Ruskin argued that true Gothic did not derive entirely from papal Christianity. For him, this was evident in the almost pagan delight it exhibited in the natural world, in "the wandering of the tendril and the budding of the flower," which, in turn, prefigured the humanism of the Renaissance and the emergence of the natural sciences. Some Protestant advocates of the Gothic refused to acknowledge any debt to Rome at all. One claimed Biblical precedents for the Gothic. In his Essay on Gothic Architecture (1836), the Episcopal bishop John Henry Hopkins traced the Gothic back to Palestine and before that to the temple of Solomon. "The style in question," he asserted, "is the most ancient in the world." Medieval Roman Catholics were not the first but nearly the last to adopt it. It is amusing to imagine how such a claim would have gone down with Pugin, who once told a friend that, "after a most close and impartial investigation, I feel perfectly convinced that the Roman Catholic Church is the only true one, and the only one in which the grand and sublime style of church architecture can ever be restored."

Drawing on ecclesiastical, architectural, and social history, Smith has put together an incisive, thought-provoking book. For the Roman Catholics and Protestants who made the Gothic Revival possible, forms were of inestimable importance.
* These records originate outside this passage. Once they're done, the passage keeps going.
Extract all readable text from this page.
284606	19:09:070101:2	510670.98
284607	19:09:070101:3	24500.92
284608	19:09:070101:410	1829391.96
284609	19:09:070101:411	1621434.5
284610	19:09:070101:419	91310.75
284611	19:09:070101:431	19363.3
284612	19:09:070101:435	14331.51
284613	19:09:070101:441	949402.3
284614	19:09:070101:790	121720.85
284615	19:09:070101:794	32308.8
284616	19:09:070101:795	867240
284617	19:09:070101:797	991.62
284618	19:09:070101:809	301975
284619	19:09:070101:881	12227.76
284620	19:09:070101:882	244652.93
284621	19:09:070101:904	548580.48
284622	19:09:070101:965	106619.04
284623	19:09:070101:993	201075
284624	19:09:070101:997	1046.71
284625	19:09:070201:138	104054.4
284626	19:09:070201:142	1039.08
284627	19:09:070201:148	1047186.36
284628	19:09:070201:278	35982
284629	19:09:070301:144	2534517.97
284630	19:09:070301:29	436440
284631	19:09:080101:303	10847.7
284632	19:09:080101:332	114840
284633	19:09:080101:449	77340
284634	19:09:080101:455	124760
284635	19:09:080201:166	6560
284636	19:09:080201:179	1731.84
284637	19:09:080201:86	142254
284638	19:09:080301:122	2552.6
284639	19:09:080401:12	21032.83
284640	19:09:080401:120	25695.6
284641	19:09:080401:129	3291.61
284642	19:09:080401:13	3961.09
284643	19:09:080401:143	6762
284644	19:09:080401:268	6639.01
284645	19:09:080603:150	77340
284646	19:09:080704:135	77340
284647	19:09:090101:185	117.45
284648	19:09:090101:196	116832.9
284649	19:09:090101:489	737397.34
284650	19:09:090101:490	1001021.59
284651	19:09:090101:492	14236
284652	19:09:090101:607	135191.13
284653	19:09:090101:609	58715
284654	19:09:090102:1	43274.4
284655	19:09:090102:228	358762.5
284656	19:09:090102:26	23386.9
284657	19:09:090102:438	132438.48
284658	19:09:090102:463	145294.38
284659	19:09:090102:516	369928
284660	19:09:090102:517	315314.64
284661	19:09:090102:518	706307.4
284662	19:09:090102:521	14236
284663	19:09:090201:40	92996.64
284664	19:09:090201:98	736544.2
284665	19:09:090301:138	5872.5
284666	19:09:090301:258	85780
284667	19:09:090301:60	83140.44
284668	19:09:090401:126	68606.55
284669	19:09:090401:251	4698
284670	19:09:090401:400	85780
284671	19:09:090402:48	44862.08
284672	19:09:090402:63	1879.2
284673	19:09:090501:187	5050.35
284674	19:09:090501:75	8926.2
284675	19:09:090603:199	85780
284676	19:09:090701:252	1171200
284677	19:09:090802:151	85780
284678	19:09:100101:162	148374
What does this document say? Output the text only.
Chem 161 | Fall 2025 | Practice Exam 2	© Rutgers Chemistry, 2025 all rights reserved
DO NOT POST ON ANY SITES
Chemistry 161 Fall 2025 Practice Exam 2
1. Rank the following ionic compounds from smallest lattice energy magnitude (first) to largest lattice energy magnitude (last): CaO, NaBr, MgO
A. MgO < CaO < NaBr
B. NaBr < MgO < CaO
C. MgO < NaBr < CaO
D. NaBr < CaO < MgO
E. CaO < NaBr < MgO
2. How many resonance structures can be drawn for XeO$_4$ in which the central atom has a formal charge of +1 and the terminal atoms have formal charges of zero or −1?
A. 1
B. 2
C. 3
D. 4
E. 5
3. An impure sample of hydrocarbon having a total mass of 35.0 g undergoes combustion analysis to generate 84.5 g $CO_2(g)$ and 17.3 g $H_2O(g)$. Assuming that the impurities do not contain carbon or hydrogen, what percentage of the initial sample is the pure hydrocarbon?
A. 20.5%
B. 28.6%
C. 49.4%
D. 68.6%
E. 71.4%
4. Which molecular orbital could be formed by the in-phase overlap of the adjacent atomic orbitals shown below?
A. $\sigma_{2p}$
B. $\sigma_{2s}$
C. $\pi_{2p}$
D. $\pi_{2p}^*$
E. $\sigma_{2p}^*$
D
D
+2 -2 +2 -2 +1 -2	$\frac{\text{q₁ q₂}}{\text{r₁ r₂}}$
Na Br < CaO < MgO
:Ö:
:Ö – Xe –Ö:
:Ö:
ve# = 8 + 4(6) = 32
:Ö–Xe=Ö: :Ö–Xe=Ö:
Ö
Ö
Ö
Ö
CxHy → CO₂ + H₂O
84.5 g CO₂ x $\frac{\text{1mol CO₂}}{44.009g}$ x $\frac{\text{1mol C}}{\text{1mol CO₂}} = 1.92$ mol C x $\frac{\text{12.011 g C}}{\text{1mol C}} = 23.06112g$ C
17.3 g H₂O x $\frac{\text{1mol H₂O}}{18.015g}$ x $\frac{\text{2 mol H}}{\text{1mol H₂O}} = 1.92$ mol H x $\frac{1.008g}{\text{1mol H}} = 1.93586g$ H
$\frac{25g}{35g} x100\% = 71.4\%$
Kenneth Clark realized this when he wrote, apropos Pugin,

The mere names of articles of church furniture were to him like choice wine to an epicure; often the point of an argument is lost while he rolls them round his tongue—"the stoups are filled to the brim; the rood is raised on high; the lamps of the sanctuary burn bright; the saintly portraitures in the glass windows shine all gloriously; and the albs hang in the oaken ambries, and the cope chests are filled with orphreyed baudekins; and pix, and pax, and chrismatory are there, and thurible and cross."

There is a kind of Paterian voluptuousness about that. But on the same subject we also have the more practical Newman, who once reminded his readers that "Forms are the very food of faith."

Edward Short is at work on a book about John Henry Newman and his contemporaries.